On a hot summer day, Victor and his friend Adrian, seated on Victor’s front porch, play around with a BB gun and drink Diet Pepsis, since they “don’t drink” anymore. They look out at the reservation, and notice that the “only” traffic light on the reservation does not work anymore.
The broken traffic light is a symbol of the stagnant feeling of the reservation; life there never seems to change in any significant way, and cycles of violence, poverty, and loss come around again and again.
A group of Indian boys walk by, looking to Victor like they are “off to cause trouble somewhere.” Adrian recognizes one of the boys as Julius Windmaker—“the best basketball player on the reservation though he [is] only fifteen.” Victor and Adrian remark that Julius looks good, and that he must not be drinking—yet. Victor describes Julius as “the latest in a long line of reservation basketball heroes,” and says that he has a gift.
Basketball symbolizes hope for change, advancement, and leaving the reservation for something better. Victor and Adrian, both basketball players in their time, were never great enough to “make it,” but they hang their collective hopes for a larger change on Julius.
Victor still feels the “ache” of his own “lost edge” as a basketball star. He asks Adrian whether he thinks Julius will be able to “make it all the way.” Adrian replies, “Maybe.” In the distance, they hear the group of boys breaking glass in the distance. A tribal cop drives by and then, a few minutes later, loops around, this time with Julius in the backseat, caught throwing a brick through a tribal council truck’s windshield. Adrian tells Victor that he thinks Julius is going to “go bad.” Victor insists that Julius is just messing around, testing his limits, being a kid. “Ain’t no children on a reservation,” Adrian says.
Because Adrian and Victor, who are only barely acquainted with Julius, have such high hopes for him, it’s safe to assume that several other members of the tribe and of Julius’s family have similar hopes for his success as a basketball star. Julius, however, is already demonstrating a restlessness and a defiance that are not just childlike willfulness. Adrian knows that childhood is a luxury, one that even Julius cannot afford.
One year later, Adrian and Victor sit “on the same porch in the same chairs.”They see Julius Windmaker “staggering” down the road, “drunk as a skunk.” Adrian and Victor know that Julius has a basketball game that evening, and they muse aloud about whether or not he’ll sober up in time to make it.
Despite being able to see clearly that Julius is an alcoholic, Victor and Adrian continue to hope against hope for his success.
Later that night, Adrian and Victor go to watch Julius play in his basketball game, but he is not “the ball player [they] remembered or expected.” He plays poorly, missing several shots, and eventually benches himself. Back on Victor’s porch after the game, Adrian and Victor drink Pepsis and Adrian notices that the traffic light is still broken. The two of them decide to go out, and leave Victor’s front door open “just a little, in case some crazy Indian need[s] a place to sleep.” In the morning, Julius is passed out drunk on Victor’s living room floor. Adrian throws a blanket over him, and he and Victor let him sleep.
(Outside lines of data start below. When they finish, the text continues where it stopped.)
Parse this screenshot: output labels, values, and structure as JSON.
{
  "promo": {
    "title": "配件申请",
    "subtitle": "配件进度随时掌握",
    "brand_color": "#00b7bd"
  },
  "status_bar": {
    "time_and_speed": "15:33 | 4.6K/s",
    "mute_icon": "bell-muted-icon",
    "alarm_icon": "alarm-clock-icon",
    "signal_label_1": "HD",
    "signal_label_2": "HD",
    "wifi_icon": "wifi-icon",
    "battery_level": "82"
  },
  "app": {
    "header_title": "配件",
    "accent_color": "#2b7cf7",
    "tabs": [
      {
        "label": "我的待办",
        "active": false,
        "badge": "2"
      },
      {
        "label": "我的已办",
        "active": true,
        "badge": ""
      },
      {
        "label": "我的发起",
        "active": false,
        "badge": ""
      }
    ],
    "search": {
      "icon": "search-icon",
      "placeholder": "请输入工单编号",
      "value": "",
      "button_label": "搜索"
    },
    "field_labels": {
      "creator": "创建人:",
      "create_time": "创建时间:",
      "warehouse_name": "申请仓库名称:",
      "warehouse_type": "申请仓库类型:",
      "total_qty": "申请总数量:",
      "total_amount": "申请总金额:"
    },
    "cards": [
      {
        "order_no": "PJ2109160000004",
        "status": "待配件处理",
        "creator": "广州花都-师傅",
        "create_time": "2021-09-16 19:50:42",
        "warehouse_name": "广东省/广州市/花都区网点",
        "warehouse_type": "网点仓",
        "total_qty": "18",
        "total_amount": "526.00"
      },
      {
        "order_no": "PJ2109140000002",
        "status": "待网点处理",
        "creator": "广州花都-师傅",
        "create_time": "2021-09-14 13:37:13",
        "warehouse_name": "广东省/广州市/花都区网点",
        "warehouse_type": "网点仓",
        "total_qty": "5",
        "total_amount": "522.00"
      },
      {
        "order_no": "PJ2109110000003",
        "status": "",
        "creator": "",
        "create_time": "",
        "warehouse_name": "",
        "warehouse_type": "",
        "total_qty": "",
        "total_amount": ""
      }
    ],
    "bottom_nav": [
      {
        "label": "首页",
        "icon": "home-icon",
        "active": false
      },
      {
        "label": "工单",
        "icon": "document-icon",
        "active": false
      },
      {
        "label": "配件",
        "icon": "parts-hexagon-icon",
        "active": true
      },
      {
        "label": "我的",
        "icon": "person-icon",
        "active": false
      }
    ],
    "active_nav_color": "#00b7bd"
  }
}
A year later, the traffic light has not changed, and neither, really, have the circumstances of Adrian, Victor, or Julius—except that Julius is no longer able to provide Victor and Adrian with the vicarious hope they’d once shared. Though Victor and Adrian care for him in his time of need, they do nothing to intervene or to break the cycle of alcoholism and shattered dreams, just as no one seems able or willing to fix the traffic light.
Out on the porch, Victor and Adrian watch another group of Indian children walk by, “all holding basketballs.” They recognize one child as a girl named Lucy, a “little warrior” who plays for the sixth grade boys team though she herself is only in third grade. Victor tells Adrian that he hopes she “makes it all the way.”
Victor and Adrian’s selection of a new young basketball star to pin their hopes on mirrors the constant state of brokenness of the traffic light. Their behavior is cyclical and unchanging, and readers are left with the impression that the cycle will repeat forever.